In Currency Markets the dollar edged down against a basket of major currencies on Wednesday, as investors bet the U.S. FED would decline to raise interest rates for the first time since 2006 when it finishes a two-day meeting later in the day. Ahead of the statement the greenback edged down 0.1 percent against its basket to 96.774. The euro inched up to $1.10650, still close to a 2-1/2-month low of $1.0989 hit last week. The Swedish crown recovered from an initial dip after Sweden’s central bank expanded its asset purchase programme but declined to add a fourth interest rate cut to this year’s tally, trading up 0.6 percent at 9.3390 crowns per euro. The Norwegian crown fell as much as 1 percent on Wednesday to hit a four-week low of 9.4220 crowns per euro.

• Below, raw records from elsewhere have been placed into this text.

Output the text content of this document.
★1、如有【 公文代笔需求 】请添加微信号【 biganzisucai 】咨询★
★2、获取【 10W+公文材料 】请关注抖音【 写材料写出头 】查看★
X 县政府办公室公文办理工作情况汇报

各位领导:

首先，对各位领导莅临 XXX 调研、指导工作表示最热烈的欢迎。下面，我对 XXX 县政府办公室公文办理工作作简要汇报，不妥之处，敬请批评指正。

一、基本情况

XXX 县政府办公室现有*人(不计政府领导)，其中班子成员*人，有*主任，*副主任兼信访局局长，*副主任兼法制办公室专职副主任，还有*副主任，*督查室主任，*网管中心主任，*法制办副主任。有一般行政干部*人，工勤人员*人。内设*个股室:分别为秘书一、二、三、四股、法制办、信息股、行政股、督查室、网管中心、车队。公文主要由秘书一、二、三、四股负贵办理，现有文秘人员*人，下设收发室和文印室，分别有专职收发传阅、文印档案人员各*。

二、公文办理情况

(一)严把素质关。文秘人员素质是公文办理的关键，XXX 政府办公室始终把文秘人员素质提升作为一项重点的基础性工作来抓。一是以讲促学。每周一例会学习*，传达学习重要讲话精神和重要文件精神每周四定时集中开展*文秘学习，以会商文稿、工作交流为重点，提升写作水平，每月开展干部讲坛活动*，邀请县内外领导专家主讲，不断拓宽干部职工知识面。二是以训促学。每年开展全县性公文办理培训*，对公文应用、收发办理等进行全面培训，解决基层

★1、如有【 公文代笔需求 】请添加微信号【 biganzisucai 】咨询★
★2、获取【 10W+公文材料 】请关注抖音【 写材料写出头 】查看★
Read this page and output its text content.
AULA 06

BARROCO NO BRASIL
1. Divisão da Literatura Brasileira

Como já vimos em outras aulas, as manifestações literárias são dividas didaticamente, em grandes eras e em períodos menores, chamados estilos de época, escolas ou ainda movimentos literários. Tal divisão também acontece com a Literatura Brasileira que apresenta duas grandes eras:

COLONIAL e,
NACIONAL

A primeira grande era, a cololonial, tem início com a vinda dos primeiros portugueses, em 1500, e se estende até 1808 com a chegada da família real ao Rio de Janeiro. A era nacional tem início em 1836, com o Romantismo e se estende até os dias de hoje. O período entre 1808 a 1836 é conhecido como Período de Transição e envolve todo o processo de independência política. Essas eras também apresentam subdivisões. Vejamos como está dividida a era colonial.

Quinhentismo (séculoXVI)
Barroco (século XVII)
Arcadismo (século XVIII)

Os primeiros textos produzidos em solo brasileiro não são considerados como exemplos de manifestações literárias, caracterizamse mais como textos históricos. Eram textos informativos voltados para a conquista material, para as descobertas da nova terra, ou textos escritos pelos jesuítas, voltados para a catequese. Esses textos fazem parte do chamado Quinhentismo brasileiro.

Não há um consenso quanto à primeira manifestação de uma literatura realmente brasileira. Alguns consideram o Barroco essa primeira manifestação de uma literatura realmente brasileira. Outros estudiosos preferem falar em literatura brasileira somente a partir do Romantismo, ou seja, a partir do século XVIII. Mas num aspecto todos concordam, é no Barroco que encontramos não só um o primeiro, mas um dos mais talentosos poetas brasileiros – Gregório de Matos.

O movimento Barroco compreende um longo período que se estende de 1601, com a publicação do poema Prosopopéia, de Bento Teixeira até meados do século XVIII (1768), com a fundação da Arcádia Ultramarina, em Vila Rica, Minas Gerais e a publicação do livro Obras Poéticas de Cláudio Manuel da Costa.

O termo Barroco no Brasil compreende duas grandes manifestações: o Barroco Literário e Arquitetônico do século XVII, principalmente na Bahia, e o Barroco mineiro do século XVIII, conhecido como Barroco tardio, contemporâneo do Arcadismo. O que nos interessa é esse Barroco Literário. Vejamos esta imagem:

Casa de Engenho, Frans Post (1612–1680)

In Commodities Markets oil futures were up about 5 percent on Wednesday after the U.S. reported a crude inventory build that reversed bearish market expectations, extending gains from an earlier rally triggered by what was said to be a big algorithmic trade. Bets that the U.S. Federal Reserve will hold off for now on a U.S. rate hike weighed on the dollar, fueling price gains across commodities and adding to the oil rally. The U.S. Energy Information Administration added to the rally when it reported that crude stockpiles rose 3.4 million barrels last week. Brent was up $2.19 at $49.00 a barrel, after hitting a session high at $49.23 and U.S. crude rose $2.55 to $45.75 a barrel.
In Bond Markets U.S. Treasuries prices fell on Wednesday ahead of debt supply and before the Federal Reserve offers its latest policy statement that traders will scour for clues on the timing when it will begin raising interest rates. The Treasury Department will sell $35 billion in five-year debt and $15 billion in two-year floating-rate securities on Wednesday. It will auction $29 billion in seven-year notes on Thursday. On the open market, benchmark 10-year Treasuries notes fell 5/32 in price to yield 2.056 percent, up 3 basis points from late Tuesday. The 30-year bond was down 18/32 in price for a yield of 2.880 percent, up 3 basis points from Tuesday.